WHEREAS, on March 15, 2017, Named Plaintiffs Sonya Ivanovs and Katie Hoffman filed the present action on behalf of themselves and similarly situated Client Services Managers (“CSMs”) currently and formerly employed by Defendant BAYADA Home Health Care, Inc. (“Defendant”), alleging that Defendant has inaccurately and unlawfully misclassified CSMs as exempt from the minimum-wage and overtime requirements of the Fair Labor Standards Act, 29 U.S.C. §§ 201, et seq., (ECF 1 at ¶¶ 24, 11); and
WHEREAS, notice was provided to approximately 1,300 potential class members and 118 current and former employees chose to opt-in, of which forty-five were dismissed by the Court as non-responsive, (ECF 174 at 2 n.1); and
WHEREAS, sixty-seven Plaintiffs, including the two Named Plaintiffs - Ivanovs and Hoffman - are currently parties to this action, (ECF 269 at 3); and
WHEREAS, on December 12, 2022, Plaintiffs filed a motion in limine seeking to exclude any evidence of the opt-in participation rate of this case, contending that such evidence is irrelevant and unduly prejudicial, (ECF 249 at 5-6); and
WHEREAS, on December 19, 2022, Defendant filed an opposition arguing that because Plaintiffs allege that CSMs' misclassification is the product of corporate policies, the experiences of non-Plaintiff CSMs are relevant and that it ought to be able to place the number of Plaintiffs in context for the jury, (ECF 252 at 5-7); and
WHEREAS, evidence is relevant if it “has any tendency to make a fact more or less probable than it would be without the evidence” and that fact “is of consequence in determining the action,” Fed.R.Evid. 401, and absent the United States Constitution, federal statute, or rule stating otherwise, relevant evidence is admissible, Fed.R.Evid. 402; and
WHEREAS, a court may nonetheless exclude otherwise relevant evidence if its probative value is substantially outweighed by the danger of it causing unfair prejudice or misleading the jury, see Fed.R.Evid. 403; and
WHEREAS, district courts have broad discretion in excluding evidence pursuant to Rule 403, see Egan v. Del. River Port Auth., 851 F.3d 263, 275 (3d Cir. 2017) (noting that Rule 403 rulings are reviewed for abuse of discretion); and
WHEREAS, a potential plaintiff may choose not to opt-in to a FLSA action for any number of reasons unrelated to the merits of the case and the percentage of potential plaintiffs who choose to opt-in is of at best marginal relevance to the substantive issues to be decided, see Hart v. RCI Hosp. Holdings, Inc., 90 F.Supp.3d 250, 272 (S.D.N.Y. Mar. 11, 2015) (concluding that the total number of opt-in plaintiffs could be presented to the jury for the purpose of calculating damages, but directing counsel not to reference the difference between the number of FLSA opt-ins and the number of plaintiffs in a related New York Labor Law class); see also Monroe v. FTS USA, LLC, No. 2:08-cv-2100, 2011 WL 13079216, at *1 (W.D. Tenn. Sept. 1, 2011) (“The opt-in rate is not relevant to the issue that the jury must decide, and would be confusing and possibly prejudicial . . . .”); and
WHEREAS, the Court holds that references to the total number of CSMs who may have opted-in and the opt-in rate in this case would be minimally probative of the validity of Plaintiffs' claims while carrying a significant risk of misleading the jury and steering its focus away from the substantive issues to be decided.

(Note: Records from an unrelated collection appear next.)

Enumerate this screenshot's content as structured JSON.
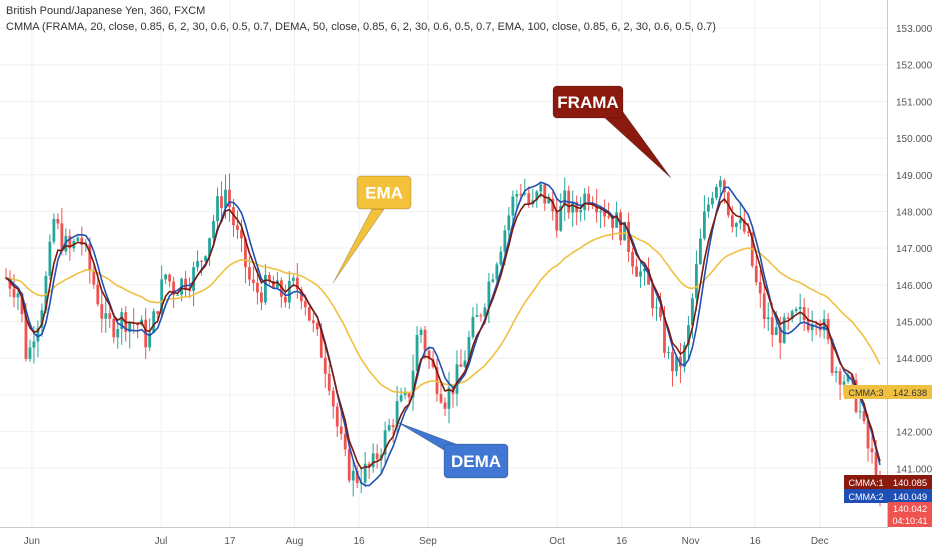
{
  "header": {
    "symbol": "British Pound/Japanese Yen, 360, FXCM",
    "indicator": "CMMA (FRAMA, 20, close, 0.85, 6, 2, 30, 0.6, 0.5, 0.7, DEMA, 50, close, 0.85, 6, 2, 30, 0.6, 0.5, 0.7, EMA, 100, close, 0.85, 6, 2, 30, 0.6, 0.5, 0.7)"
  },
  "colors": {
    "up": "#26a69a",
    "down": "#ef5350",
    "frama": "#7b1a0e",
    "dema": "#1f4fb4",
    "ema": "#f0c040",
    "grid": "#eef0f3",
    "axis": "#555555"
  },
  "chart_data": {
    "type": "candlestick",
    "ylim": [
      139.4,
      153.6
    ],
    "y_ticks": [
      141,
      142,
      143,
      144,
      145,
      146,
      147,
      148,
      149,
      150,
      151,
      152,
      153
    ],
    "y_tick_labels": [
      "141.000",
      "142.000",
      "143.000",
      "144.000",
      "145.000",
      "146.000",
      "147.000",
      "148.000",
      "149.000",
      "150.000",
      "151.000",
      "152.000",
      "153.000"
    ],
    "x_ticks": [
      {
        "label": "Jun",
        "day": 0
      },
      {
        "label": "Jul",
        "day": 30
      },
      {
        "label": "17",
        "day": 46
      },
      {
        "label": "Aug",
        "day": 61
      },
      {
        "label": "16",
        "day": 76
      },
      {
        "label": "Sep",
        "day": 92
      },
      {
        "label": "Oct",
        "day": 122
      },
      {
        "label": "16",
        "day": 137
      },
      {
        "label": "Nov",
        "day": 153
      },
      {
        "label": "16",
        "day": 168
      },
      {
        "label": "Dec",
        "day": 183
      }
    ],
    "x_range": [
      -6,
      197
    ],
    "close_path": [
      [
        -6,
        146.2
      ],
      [
        -3,
        145.8
      ],
      [
        -1,
        143.8
      ],
      [
        0,
        144.6
      ],
      [
        2,
        145.3
      ],
      [
        4,
        146.6
      ],
      [
        5,
        147.8
      ],
      [
        7,
        147.2
      ],
      [
        9,
        146.9
      ],
      [
        11,
        147.4
      ],
      [
        13,
        146.6
      ],
      [
        15,
        145.8
      ],
      [
        17,
        144.9
      ],
      [
        19,
        144.9
      ],
      [
        21,
        145.1
      ],
      [
        23,
        145.0
      ],
      [
        25,
        144.9
      ],
      [
        27,
        144.4
      ],
      [
        29,
        145.4
      ],
      [
        31,
        146.3
      ],
      [
        33,
        145.9
      ],
      [
        35,
        146.1
      ],
      [
        37,
        146.2
      ],
      [
        39,
        146.6
      ],
      [
        41,
        147.3
      ],
      [
        43,
        148.1
      ],
      [
        45,
        148.6
      ],
      [
        47,
        147.6
      ],
      [
        49,
        146.8
      ],
      [
        51,
        145.9
      ],
      [
        53,
        145.8
      ],
      [
        55,
        146.0
      ],
      [
        57,
        145.8
      ],
      [
        59,
        145.7
      ],
      [
        61,
        146.0
      ],
      [
        63,
        145.8
      ],
      [
        65,
        144.9
      ],
      [
        67,
        144.3
      ],
      [
        69,
        143.5
      ],
      [
        71,
        142.1
      ],
      [
        73,
        141.1
      ],
      [
        75,
        140.7
      ],
      [
        77,
        140.9
      ],
      [
        79,
        141.0
      ],
      [
        81,
        141.6
      ],
      [
        83,
        142.1
      ],
      [
        85,
        142.7
      ],
      [
        87,
        142.8
      ],
      [
        88,
        143.3
      ],
      [
        90,
        145.0
      ],
      [
        92,
        144.0
      ],
      [
        94,
        143.4
      ],
      [
        96,
        142.9
      ],
      [
        98,
        143.3
      ],
      [
        100,
        143.8
      ],
      [
        102,
        144.7
      ],
      [
        104,
        145.2
      ],
      [
        106,
        146.0
      ],
      [
        108,
        146.8
      ],
      [
        110,
        147.6
      ],
      [
        112,
        148.4
      ],
      [
        114,
        148.7
      ],
      [
        116,
        148.0
      ],
      [
        118,
        148.6
      ],
      [
        120,
        148.2
      ],
      [
        122,
        147.8
      ],
      [
        124,
        148.3
      ],
      [
        126,
        147.9
      ],
      [
        128,
        148.4
      ],
      [
        130,
        148.5
      ],
      [
        132,
        148.2
      ],
      [
        134,
        147.9
      ],
      [
        136,
        147.7
      ],
      [
        138,
        147.3
      ],
      [
        140,
        146.6
      ],
      [
        142,
        146.2
      ],
      [
        144,
        145.7
      ],
      [
        146,
        144.8
      ],
      [
        148,
        143.9
      ],
      [
        150,
        143.7
      ],
      [
        152,
        144.3
      ],
      [
        154,
        146.1
      ],
      [
        156,
        147.7
      ],
      [
        158,
        148.6
      ],
      [
        160,
        149.1
      ],
      [
        162,
        148.0
      ],
      [
        164,
        147.6
      ],
      [
        166,
        147.4
      ],
      [
        168,
        146.1
      ],
      [
        170,
        145.2
      ],
      [
        172,
        144.7
      ],
      [
        174,
        144.7
      ],
      [
        176,
        144.9
      ],
      [
        178,
        145.2
      ],
      [
        180,
        145.0
      ],
      [
        182,
        145.3
      ],
      [
        184,
        144.8
      ],
      [
        186,
        143.8
      ],
      [
        188,
        143.6
      ],
      [
        190,
        143.2
      ],
      [
        192,
        142.7
      ],
      [
        194,
        141.6
      ],
      [
        196,
        141.0
      ],
      [
        197,
        140.1
      ]
    ],
    "series": [
      {
        "label": "CMMA:1",
        "value": 140.085,
        "value_label": "140.085"
      },
      {
        "label": "CMMA:2",
        "value": 140.049,
        "value_label": "140.049"
      },
      {
        "label": "CMMA:3",
        "value": 142.638,
        "value_label": "142.638"
      }
    ],
    "last_price": {
      "value": 140.042,
      "value_label": "140.042",
      "countdown": "04:10:41"
    },
    "annotations": [
      {
        "text": "EMA",
        "target": [
          63,
          146.0
        ]
      },
      {
        "text": "FRAMA",
        "target": [
          155,
          148.8
        ]
      },
      {
        "text": "DEMA",
        "target": [
          83,
          141.8
        ]
      }
    ]
  }
}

THEREFORE, IT IS HEREBY on this 10th day of January, 2023 ORDERED that Plaintiffs' motion in limine to exclude evidence as to the opt-in participation rate, (ECF 249), is granted and the parties shall be prohibited from introducing evidence or making references to the total number of Opt-In Plaintiffs, the total number of CSMs employed by Defendant or who were given an opportunity to participate in this action, and any comparisons between those figures during the liability stage of the trial.